Behavioral pattern modeling outperforms NOTAM monitoring. When a state actor has demonstrated willingness to issue NOTAMs with 24 hours notice — or less — NOTAM monitoring is reactive by design. Pattern-based risk scoring of the political environment provides the only meaningful lead time.
All-sides encirclement eliminates in-FIR contingency routing. The 4-sided exercise structure of Joint Sword 2024A means standard contingency planning (reroute via the unaffected sector) fails entirely. Contingency plans for RCAA must assume complete FIR exclusion and pre-position alternative transoceanic routing for all affected city pairs.
NOTAM compliance is deteriorating in high-risk corridors. The 7-day ICAO Annex 15 standard is structurally violated by PLA exercise NOTAMs around Taiwan.

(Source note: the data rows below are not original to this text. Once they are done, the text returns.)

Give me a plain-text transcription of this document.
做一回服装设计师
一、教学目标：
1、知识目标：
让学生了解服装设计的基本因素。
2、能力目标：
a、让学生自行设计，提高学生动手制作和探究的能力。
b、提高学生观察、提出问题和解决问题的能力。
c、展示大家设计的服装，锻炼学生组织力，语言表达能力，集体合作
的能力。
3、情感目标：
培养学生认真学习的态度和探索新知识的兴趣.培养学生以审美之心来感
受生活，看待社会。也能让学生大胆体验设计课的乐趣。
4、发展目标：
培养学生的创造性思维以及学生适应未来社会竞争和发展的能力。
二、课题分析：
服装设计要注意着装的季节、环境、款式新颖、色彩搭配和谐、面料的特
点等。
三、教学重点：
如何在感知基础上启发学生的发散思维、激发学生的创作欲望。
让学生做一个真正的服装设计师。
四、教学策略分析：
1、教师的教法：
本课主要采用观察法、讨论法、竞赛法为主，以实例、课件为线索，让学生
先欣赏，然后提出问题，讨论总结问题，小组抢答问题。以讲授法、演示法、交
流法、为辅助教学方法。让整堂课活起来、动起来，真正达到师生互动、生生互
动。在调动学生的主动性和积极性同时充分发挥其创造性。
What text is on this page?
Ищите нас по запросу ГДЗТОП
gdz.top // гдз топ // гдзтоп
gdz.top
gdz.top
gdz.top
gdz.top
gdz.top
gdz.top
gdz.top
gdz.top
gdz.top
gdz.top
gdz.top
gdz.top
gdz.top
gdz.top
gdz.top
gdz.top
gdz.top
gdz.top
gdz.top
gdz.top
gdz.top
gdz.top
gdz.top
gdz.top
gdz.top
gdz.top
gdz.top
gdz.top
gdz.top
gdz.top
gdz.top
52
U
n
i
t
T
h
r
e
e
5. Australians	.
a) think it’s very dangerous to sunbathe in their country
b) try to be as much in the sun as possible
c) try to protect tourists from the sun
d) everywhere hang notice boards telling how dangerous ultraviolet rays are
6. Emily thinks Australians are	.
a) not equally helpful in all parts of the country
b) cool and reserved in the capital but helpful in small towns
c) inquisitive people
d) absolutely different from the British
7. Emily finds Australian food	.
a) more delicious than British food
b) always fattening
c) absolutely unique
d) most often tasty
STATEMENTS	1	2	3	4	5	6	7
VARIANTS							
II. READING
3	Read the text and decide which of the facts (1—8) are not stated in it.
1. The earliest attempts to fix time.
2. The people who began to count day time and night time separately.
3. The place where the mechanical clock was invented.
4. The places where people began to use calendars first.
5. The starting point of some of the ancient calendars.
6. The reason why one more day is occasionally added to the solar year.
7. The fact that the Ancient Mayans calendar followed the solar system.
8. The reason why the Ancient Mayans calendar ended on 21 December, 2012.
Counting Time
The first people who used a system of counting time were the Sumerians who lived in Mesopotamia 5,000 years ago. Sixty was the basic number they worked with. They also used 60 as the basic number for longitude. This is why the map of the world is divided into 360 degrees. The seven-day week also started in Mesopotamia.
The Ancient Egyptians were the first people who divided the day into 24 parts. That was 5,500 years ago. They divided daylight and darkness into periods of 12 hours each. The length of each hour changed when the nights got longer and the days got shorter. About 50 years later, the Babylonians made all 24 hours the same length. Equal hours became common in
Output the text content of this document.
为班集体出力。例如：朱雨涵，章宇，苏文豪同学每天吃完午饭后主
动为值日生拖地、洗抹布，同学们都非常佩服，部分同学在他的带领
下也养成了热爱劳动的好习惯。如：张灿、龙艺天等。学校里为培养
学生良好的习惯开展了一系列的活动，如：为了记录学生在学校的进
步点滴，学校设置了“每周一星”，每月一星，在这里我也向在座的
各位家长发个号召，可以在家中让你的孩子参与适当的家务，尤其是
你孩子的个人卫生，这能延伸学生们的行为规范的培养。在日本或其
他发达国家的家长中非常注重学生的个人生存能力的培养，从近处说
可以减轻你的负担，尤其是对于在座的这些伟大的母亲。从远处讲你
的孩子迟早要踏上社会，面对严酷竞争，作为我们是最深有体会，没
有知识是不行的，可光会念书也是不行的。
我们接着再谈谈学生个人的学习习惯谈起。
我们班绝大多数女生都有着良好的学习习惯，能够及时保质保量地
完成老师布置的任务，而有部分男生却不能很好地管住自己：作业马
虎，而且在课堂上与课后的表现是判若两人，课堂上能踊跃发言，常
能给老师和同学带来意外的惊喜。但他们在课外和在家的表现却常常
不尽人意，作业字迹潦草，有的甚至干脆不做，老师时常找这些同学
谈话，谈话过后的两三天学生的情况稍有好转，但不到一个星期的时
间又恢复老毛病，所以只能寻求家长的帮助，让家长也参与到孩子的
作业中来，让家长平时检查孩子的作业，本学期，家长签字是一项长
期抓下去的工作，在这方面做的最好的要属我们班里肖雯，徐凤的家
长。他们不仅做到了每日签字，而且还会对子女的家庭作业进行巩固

This is not an administrative oversight — it is a persistent pattern across three episodes spanning 2022–2024. Risk models for the region must be built on the assumption that regulatory notice windows will not be honored.
Sources
- — Taiwan Civil Aeronautics Administration — NOTAM and Flight Disruption Data, May 2024
- — IATA — Cross-Strait Airspace Risk Update (2024)
- — Reuters — "China Launches Military Drills Around Taiwan After Inauguration of New President," May 23, 2024
- — Nikkei Asia — "84 Flights Cancelled as China Drills Encircle Taiwan," May 23, 2024
- — South China Morning Post — "Joint Sword 2024A Exercise Analysis: Scale, Scope, and Strategic Signaling," May 2024
- — ICAO Annex 15 — Aeronautical Information Services, Standards for NOTAM Publication (7-day hazardous activity requirement)
- — PLA Eastern Theater Command — Official Statements and Exercise Announcements, May 20–24, 2024
This is a retrospective analysis of publicly documented events. FlySafe's prediction system was not operational during this event. All information is sourced from public records, aviation authority publications, airline statements, and open data.